Fig. 5 | Scientific Reports

Fig. 5

From: Precipitation drives western Patagonian glacier variability and may curb future ice mass loss

Fig. 5

Higher precipitation may offset future temperature-induced mass loss from western Patagonian outlet glaciers. Our future simulations indicate plausible ice-volume changes of the HPS19, Penguin, and Europa glaciers in response to varying degrees of 21st century warming, as projected under the SSP1-2.6 (+ 0.8°C), SSP2-4.5 (+ 1.5°C), SSP3-7.0 (+ 2.2°C), and SSP5-8.5 (+ 2.8°C) scenarios, in southern South America by 2081–2100 CE (ref10,37,38), along with precipitation increases between 0 and 60% (ref9).

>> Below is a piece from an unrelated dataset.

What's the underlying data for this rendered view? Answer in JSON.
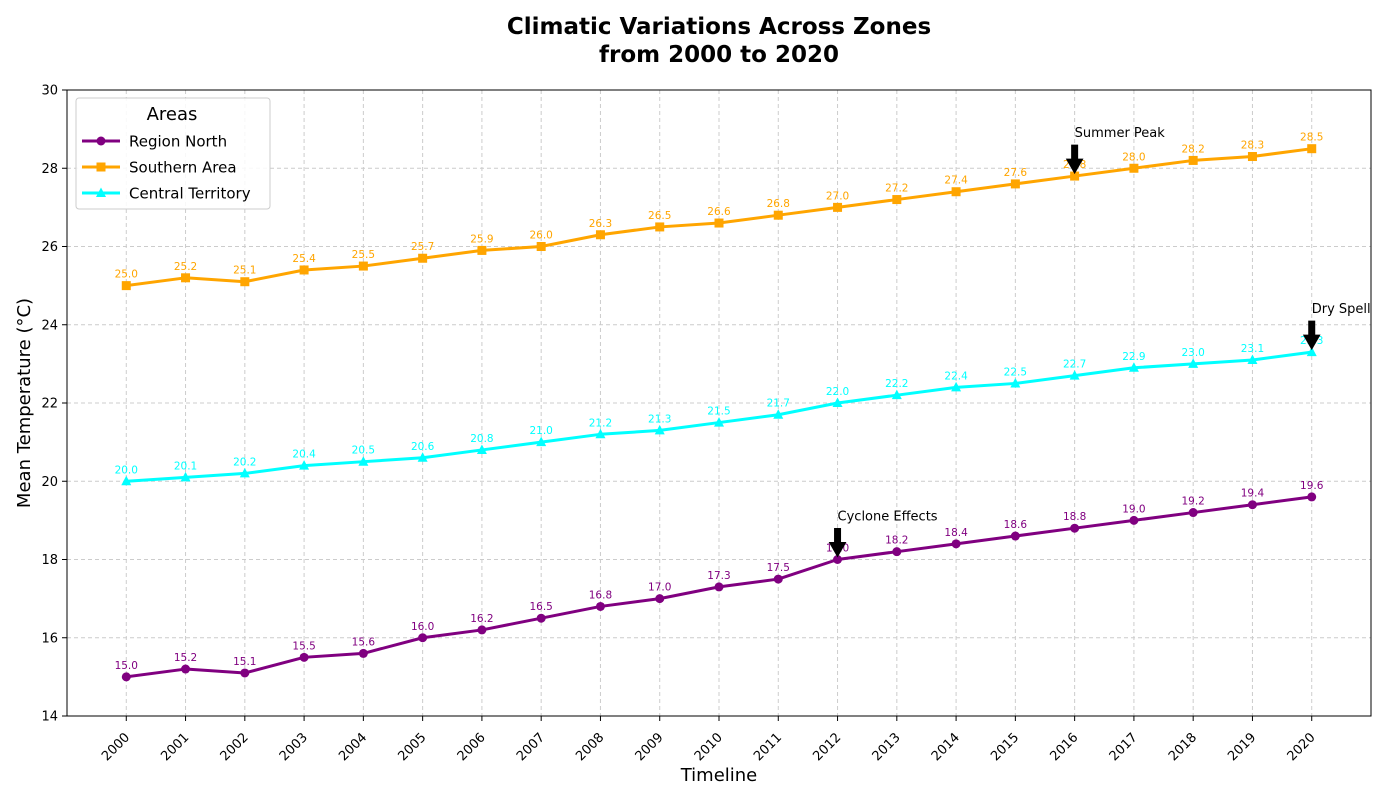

Glacier-volume changes are presented relative to the combined modern volumes of the HPS19, Penguin, and Europa glaciers (308 km3; 100%) as simulated in our default model initialization step (Methods “model initialization”). All temperature and precipitation (∆P) anomalies were enforced to linearly increase from 0% at 2000 CE to 100% at 2100 CE, and remained constant at 100% thereafter. All future simulations started from the end of the 6.0 kyr simulation (Figs. 3 and 4) which represents the year 2000 CE. The yellow dotted line shows the control experiment with constant modern climate forcing, i.e., the 1979–2020 CE mean climatology from the CAMELS-CL dataset22.